Mesa debate sistemas alimentares como portadores de desigualdades
Como as desigualdades se somam e se retroalimentam na explicação da pobreza e da fome como fenômenos políticos, sociais e econômicos no Brasil de hoje e no Brasil que virá? A mesa desta terça (30) do seminário “Geografia da Fome: 75 anos depois – Novos e velhos dilemas” buscou responder a essa questão trazida pelo moderador Ricardo Mendes Antas Jr (FFLCH/USP).
Com o tema “Geografia das desigualdades socioeconômicas e determinantes da pobreza e da fome”, participaram ainda Domênica Rodrigues (ABA), Renato Maluf (UFRRJ e Rede Penssan), Ladislau Dowbor (PUC/SP) e Ana Paula Ribeiro (MTST).
Ladislau Dowbor abriu o debate trazendo um grande paradoxo. “Nós temos 19 milhões de pessoas passando fome [insegurança alimentar grave], das quais 25% são crianças. Quer dizer, milhões de pessoas passando fome neste país, enquanto estamos exportando alimentos, produzimos mais de 3kg de grãos por pessoa por dia. Isso realmente é escandaloso”. A redução da desigualdade, ressalta, é chave para o bom funcionamento da democracia. Trata-se, para ele, de uma questão mais que econômica, sobretudo ética.

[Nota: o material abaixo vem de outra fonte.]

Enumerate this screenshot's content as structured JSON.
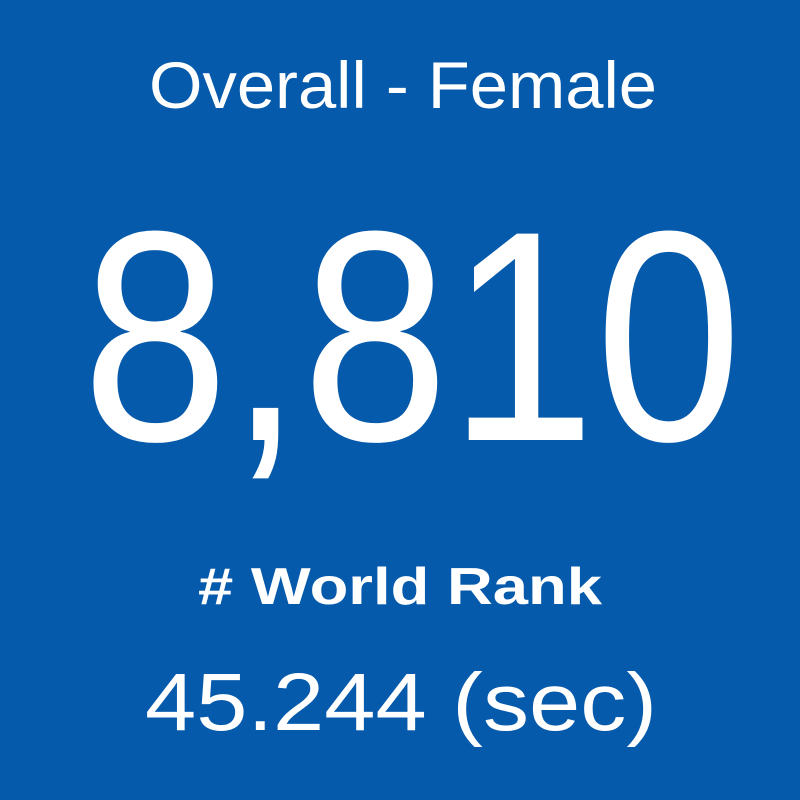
{
  "tile": {
    "title": "Overall - Female",
    "value": "8,810",
    "label": "# World Rank",
    "time": "45.244 (sec)"
  }
}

Resgatando a obra de Josué de Castro, Maluf afirmou que o médico pernambucano inaugurou a politização da fome no Brasil, superando tecnicismos e preconceitos culturais para colocar destaque nos determinantes socioeconômicos e políticos. Foi justamente com criação de emprego, valorização de salário mínimo, políticas de transferência renda, apoio à agricultura familiar, alimentação escolar, água no semiárido, eletrificação rural, entre outras políticas, que se superou, por um período, a fome. “O que se logrou foi com um resultado de ações, não houve uma bala de prata, foi um conjunto de ações integradas e participativas”, afirma o professor da UFRRJ.
“Os sistemas alimentares no Brasil são portadores de desigualdades e injustiças. E é possível identificar todas as manifestações de injustiça – distributivas, processuais e de reconhecimento”, destaca. A batalha do momento, para ele, é a disputa de narrativas sobre sustentabilidade, equidade e alimentação adequada e saudável.
Ana Paula Ribeiro trouxe para a mesa a sua vivência no MTST. “Com o corte de vários programas sociais, a gente foi vendo que nossa base começou a pedir ajuda para alimentação para sua casa.” Ela desenha um cenário de destruição, que se apresentava antes mesmo da pandemia, que aprofundou a tragédia.
“Quem está na periferia e passando fome? Muitas dessas pessoas não estão em situação de rua. Muitas vezes trabalham informalmente e lá pelo dia 15, dia 20, não têm mais recurso para se alimentar. Então vão atrás de doação, vão para a fila do Bom Prato, para a cozinha solidária”, complementa.
Domênica Rodrigues convidou os espectadores a refletir e resgatar memórias sobre a alimentação, pensando a comida dentro do espaço político que é a nossa casa e observando sua trajetória ancestral. Ela chamou atenção para o racismo, que estrutura a base social do país, como causa da fome e lembrou que produtores pretos e pardos se concentram em pequenos empreendimentos, enquanto os brancos são maioria conforme aumenta a área. “É muito triste perceber que a gente está voltando para esse lugar do mapa da fome, que a gente esteja percebendo a chegada de doenças que são geradas a partir da fome”, disse.
O seminário continua amanhã, às 16h, com a mesa “Geografia da produção de alimentos”, no Youtube.